In many biometrics identification papers they measure they performance by computing Equal Error Rate (EER). When dealing with verification problem, or any other binary classification problem - the definition is clear and make sense:
Equal error rate or crossover error rate (EER or CER): the rate at which both acceptance and rejection errors are equal. The value of the EER can be easily obtained from the ROC curve. The EER is a quick way to compare the accuracy of devices with different ROC curves. In general, the device with the lowest EER is the most accurate.
In other words: FAR = FPR = FP/(FP+TN) and FRR = FNR = FN/(FN+TP), and EER is obtained at the threshold where FAR = FRR. The threshold can be found using ROC, e.g. with sklearn package in Python.
However, many papers use the EER metric also for identification problem, where the biometric signature is compared to a signature in pre-enrolled database, and the output is the user from the database which is the most probable maker of the biometric signature (complicated phrasing for "identifying a person").

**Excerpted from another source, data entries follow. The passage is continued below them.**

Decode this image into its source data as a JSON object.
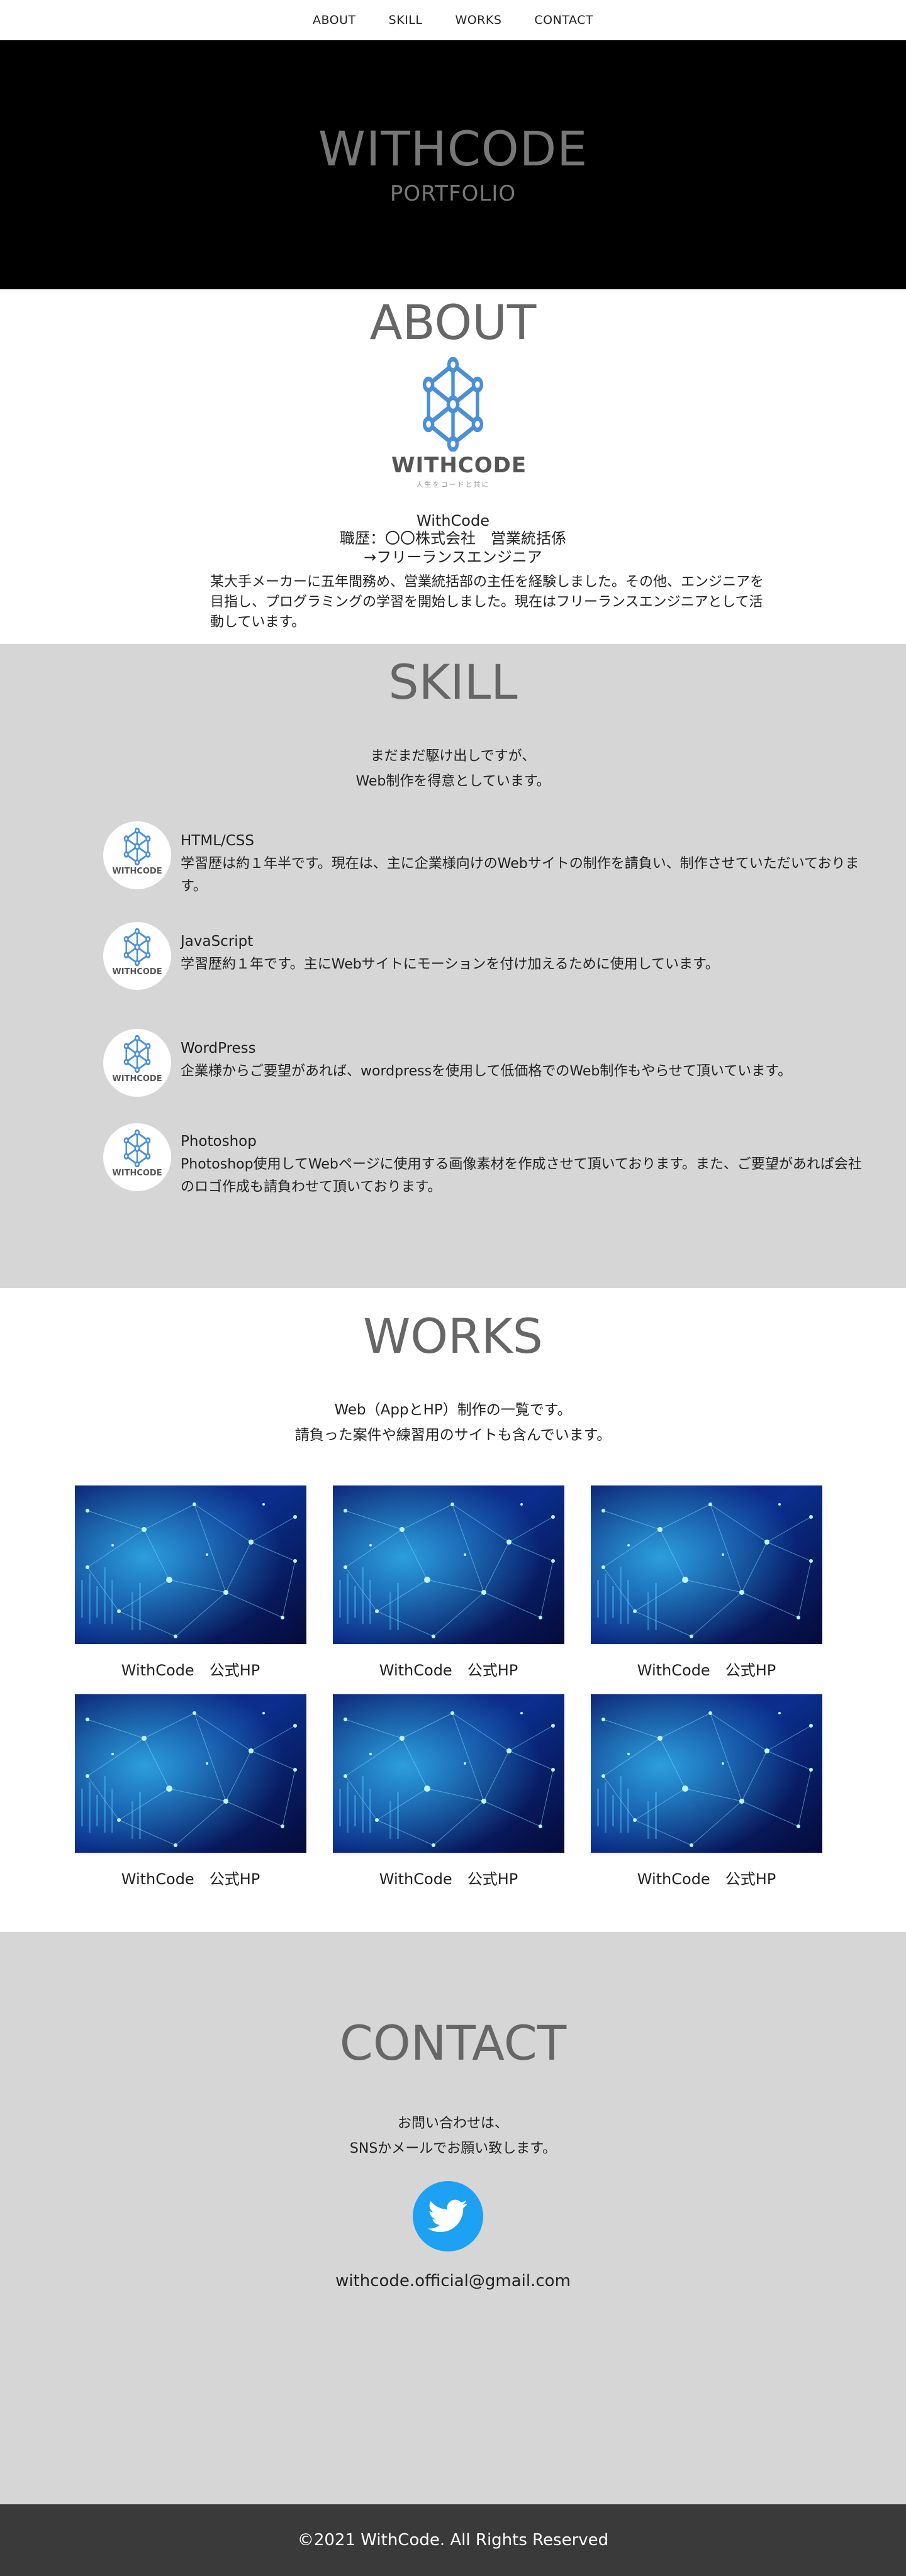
{
  "nav": {
    "items": [
      "ABOUT",
      "SKILL",
      "WORKS",
      "CONTACT"
    ]
  },
  "hero": {
    "title": "WITHCODE",
    "subtitle": "PORTFOLIO"
  },
  "about": {
    "title": "ABOUT",
    "logo_word": "WITHCODE",
    "logo_tagline": "人生をコードと共に",
    "name": "WithCode",
    "career_line1": "職歴：〇〇株式会社　営業統括係",
    "career_line2": "→フリーランスエンジニア",
    "description": "某大手メーカーに五年間務め、営業統括部の主任を経験しました。その他、エンジニアを目指し、プログラミングの学習を開始しました。現在はフリーランスエンジニアとして活動しています。"
  },
  "skill": {
    "title": "SKILL",
    "intro_line1": "まだまだ駆け出しですが、",
    "intro_line2": "Web制作を得意としています。",
    "icon_word": "WITHCODE",
    "items": [
      {
        "name": "HTML/CSS",
        "desc": "学習歴は約１年半です。現在は、主に企業様向けのWebサイトの制作を請負い、制作させていただいております。"
      },
      {
        "name": "JavaScript",
        "desc": "学習歴約１年です。主にWebサイトにモーションを付け加えるために使用しています。"
      },
      {
        "name": "WordPress",
        "desc": "企業様からご要望があれば、wordpressを使用して低価格でのWeb制作もやらせて頂いています。"
      },
      {
        "name": "Photoshop",
        "desc": "Photoshop使用してWebページに使用する画像素材を作成させて頂いております。また、ご要望があれば会社のロゴ作成も請負わせて頂いております。"
      }
    ]
  },
  "works": {
    "title": "WORKS",
    "intro_line1": "Web（AppとHP）制作の一覧です。",
    "intro_line2": "請負った案件や練習用のサイトも含んでいます。",
    "items": [
      {
        "label": "WithCode　公式HP"
      },
      {
        "label": "WithCode　公式HP"
      },
      {
        "label": "WithCode　公式HP"
      },
      {
        "label": "WithCode　公式HP"
      },
      {
        "label": "WithCode　公式HP"
      },
      {
        "label": "WithCode　公式HP"
      }
    ]
  },
  "contact": {
    "title": "CONTACT",
    "intro_line1": "お問い合わせは、",
    "intro_line2": "SNSかメールでお願い致します。",
    "twitter_icon": "twitter-icon",
    "twitter_color": "#1da1f2",
    "email": "withcode.official@gmail.com"
  },
  "footer": {
    "copyright": "©2021 WithCode. All Rights Reserved"
  },
  "colors": {
    "hero_bg": "#000000",
    "section_gray": "#d7d6d7",
    "footer_bg": "#3a3a3a",
    "logo_blue": "#4a90d9"
  }
}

This is a problem of non-binary multiclass classifier. I want to understand what is the definition in EER in such a case, since a generalization is not straight-forward.
A common approach is to binarize the problem by considering $n$ binary problems of "one vs. rest" for each class. I.e. for a given class there are two possible labels: POSITIVE - the sample was classified to this class, NEGATIVE - the sample was classified to any other class. Then for each class we have a binary classification problem and can calculate FAR and FRR and thus EER. Then we can take the average of EER over all the classes $$ \mathrm{EER} = \frac{1}{n}\sum_{i=1}^n \mathrm{EER}(i) $$ and this will be the EER score of the model/classifier.
Open issues:
- This is seems the simplest generalization of EER to multiclass problem. However, there may be other possibilities that are more common in the biometrics community. Is my definition is correct and the one used in research papers?
- For each binary classification one needs to determine a threshold. Different classes can have different thresholds. Moreover, if the model returns probabilities (e.g. softmax) one can't threshold against a single number but must also choose what number to threshold against, e.g., the maximal probability.
- Implementation in
TensorFlowfor Python, as I want the EER metric to be used during training (for validation, mainly). Since the training will contain very large dataset, a TensorFlow efficient implementation is desired. - Would accuracy on the validation be a better metric? The key advantage of it is that it is already built-in into TensorFlow and is easily applied also for multiclass classifiers.
The TowardsDataScience article verifies my strategy ("One vs. Rest") but now I need to find an efficient TensorFlow implementation of it, so it can work as a validation metric in a very large training dataset.